20 OTT - Gentile direttore,
la generica disaffezione dei cittadini dalla prevenzione con vaccini, cominciata negli anni scorsi, quando sulla graticola mediatica sono finite le ipotesi sui possibili legami con l’autismo e con la sindrome di Guillain – Barré ed in seguito, con il sequestro ed il ritiro dei vaccini antinfluenzali di Novartis e Crucell, insieme alla eco di tali episodi rimbalzata via web, il tutto ha determinato un colpo grave alle campagne vaccinali generali e non solo a quelle semplicemente legate alle sindromi influenzali.

Una situazione esattamente opposta a ciò che si è verificato negli anni '50, quando l’introduzione dei vaccini aveva innescato una grande attesa e la profilassi veniva vissuta come una novità estremamente positiva.

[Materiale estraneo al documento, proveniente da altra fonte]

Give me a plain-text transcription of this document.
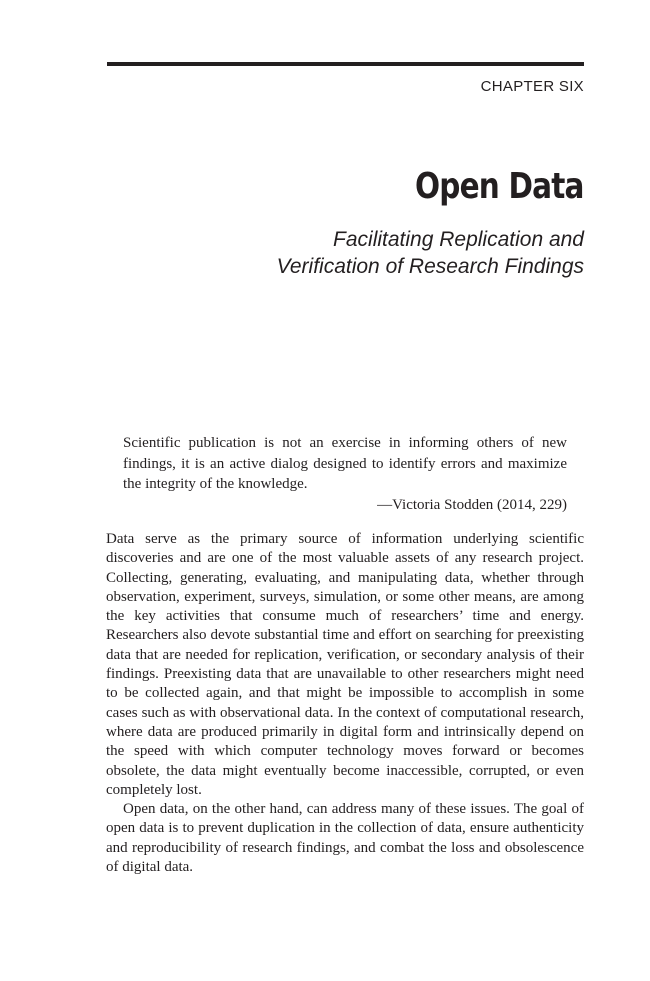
CHAPTER SIX
Open Data
Facilitating Replication and
Verification of Research Findings

Scientific publication is not an exercise in informing others of new findings, it is an active dialog designed to identify errors and maximize the integrity of the knowledge.

—Victoria Stodden (2014, 229)

Data serve as the primary source of information underlying scientific discoveries and are one of the most valuable assets of any research project. Collecting, generating, evaluating, and manipulating data, whether through observation, experiment, surveys, simulation, or some other means, are among the key activities that consume much of researchers’ time and energy. Researchers also devote substantial time and effort on searching for preexisting data that are needed for replication, verification, or secondary analysis of their findings. Preexisting data that are unavailable to other researchers might need to be collected again, and that might be impossible to accomplish in some cases such as with observational data. In the context of computational research, where data are produced primarily in digital form and intrinsically depend on the speed with which computer technology moves forward or becomes obsolete, the data might eventually become inaccessible, corrupted, or even completely lost.

Open data, on the other hand, can address many of these issues. The goal of open data is to prevent duplication in the collection of data, ensure authenticity and reproducibility of research findings, and combat the loss and obsolescence of digital data.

Ma il concetto di vaccinazione va nuovamente rivisto soprattutto come contributo fondamentale, ed ulteriore, a quel lungo e riuscito processo legato all’innalzamento dell’età media, dai 70-75 anni di pochi decenni fa agli attuali 80-85, al miglioramento della nostra qualità di vita, al concreto decremento della mortalità infantile ed alla riduzione netta e stabile delle malattie invalidanti.
 
Il ruolo guida del Ministero della Salute non va poi svilito in una semplicistica visione sanzionatoria del medico, generando un mediocre quanto inefficace neooscurantismo, incrementando una revisione negativa delle sue prerogative di cura, comprimendo ulteriormente e delegittimando così il suo ruolo, quale principale ed indispensabile presidio clinico di salute pubblica territoriale.

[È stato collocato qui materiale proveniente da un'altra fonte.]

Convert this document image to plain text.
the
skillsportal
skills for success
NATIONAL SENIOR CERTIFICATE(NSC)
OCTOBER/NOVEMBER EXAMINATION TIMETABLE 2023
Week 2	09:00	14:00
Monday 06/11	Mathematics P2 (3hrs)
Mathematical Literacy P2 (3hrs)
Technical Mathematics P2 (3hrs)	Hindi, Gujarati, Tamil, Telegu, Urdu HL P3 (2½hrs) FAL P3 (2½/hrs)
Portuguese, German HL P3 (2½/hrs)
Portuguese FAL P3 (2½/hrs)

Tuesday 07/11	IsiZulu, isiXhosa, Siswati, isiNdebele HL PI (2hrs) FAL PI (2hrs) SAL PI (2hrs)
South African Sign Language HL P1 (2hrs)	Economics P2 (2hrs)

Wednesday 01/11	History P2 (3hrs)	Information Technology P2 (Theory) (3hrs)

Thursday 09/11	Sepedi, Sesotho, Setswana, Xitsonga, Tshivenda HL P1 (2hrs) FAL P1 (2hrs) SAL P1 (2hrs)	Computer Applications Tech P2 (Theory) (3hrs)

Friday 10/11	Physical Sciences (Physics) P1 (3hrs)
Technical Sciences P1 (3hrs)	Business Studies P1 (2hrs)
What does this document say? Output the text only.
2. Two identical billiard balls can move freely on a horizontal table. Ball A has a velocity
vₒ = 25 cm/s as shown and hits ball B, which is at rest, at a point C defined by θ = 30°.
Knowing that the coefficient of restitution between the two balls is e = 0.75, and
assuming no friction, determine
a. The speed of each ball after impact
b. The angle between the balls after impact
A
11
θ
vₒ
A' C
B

Le eventuali resistenze si vincono attuando una campagna di informazione corretta e concreta, spiegando con chiarezza tutti i vantaggi, e soprattutto presentando le storie legate ai vaccini: i gruppi e le associazioni schierate contro l'immunizzazione portano spesso gli esempi di chi è stato colpito dagli effetti collaterali, ma non si pone mai l’accento, per esempio, su chi ha avuto complicazioni molto gravi da malattie che sarebbero state assolutamente prevenibili ed evitabili con la semplice vaccinazione.

Chi, oggigiorno, si sentirebbe in grado di demonizzare le campagne vaccinali antivaiolose, che nel giro di pochi anni hanno completamente eradicato la piaga del vaiolo? Chi ancora crede che le vaccinazioni antipolio siano inutili o dannose? Chi tra noi, soprattutto tra i colleghi più esperti ed anziani, ricorda ancora quel numero elevato di ipotrofie muscolari da poliomavirus, nei bambini e negli adulti? Chi si sente in grado di esprimere dubbi su l’antidifterica, sapendo quanti giovani pazienti sono deceduti negli anni passati per l’insorgenza della patologia da pseudomembrane dovuta ai Corinebacteriae?

Probabilmente la visione attuale, in cui le più pericolose malattie infantili - un tempo comuni - non esistono più, favorisce la genesi di concezioni errate e semplicistiche, legate al benessere ora raggiunto, dimenticando le difficoltà terapeutiche ed i pericoli passati. Sarebbe auspicabile, pertanto, che il Ministero della Salute torni a stimolare nuovamente il dibattito sanitario legato alle vaccinazioni, arricchendolo di pareri e tesi, anche contrarie, ma sempre sottese da seri studi long-term, favorendo il confronto tra posizioni diverse, innalzando il livello di attenzione sull’argomento e non lasciando alla rete, a internet ed ancor più genericamente ai social network, lo spazio per ipotesi non confortate da pareri scientifici, se non addirittura fantasiose. Facilitando, quindi, il ruolo del medico nel rapporto quotidiano con il paziente.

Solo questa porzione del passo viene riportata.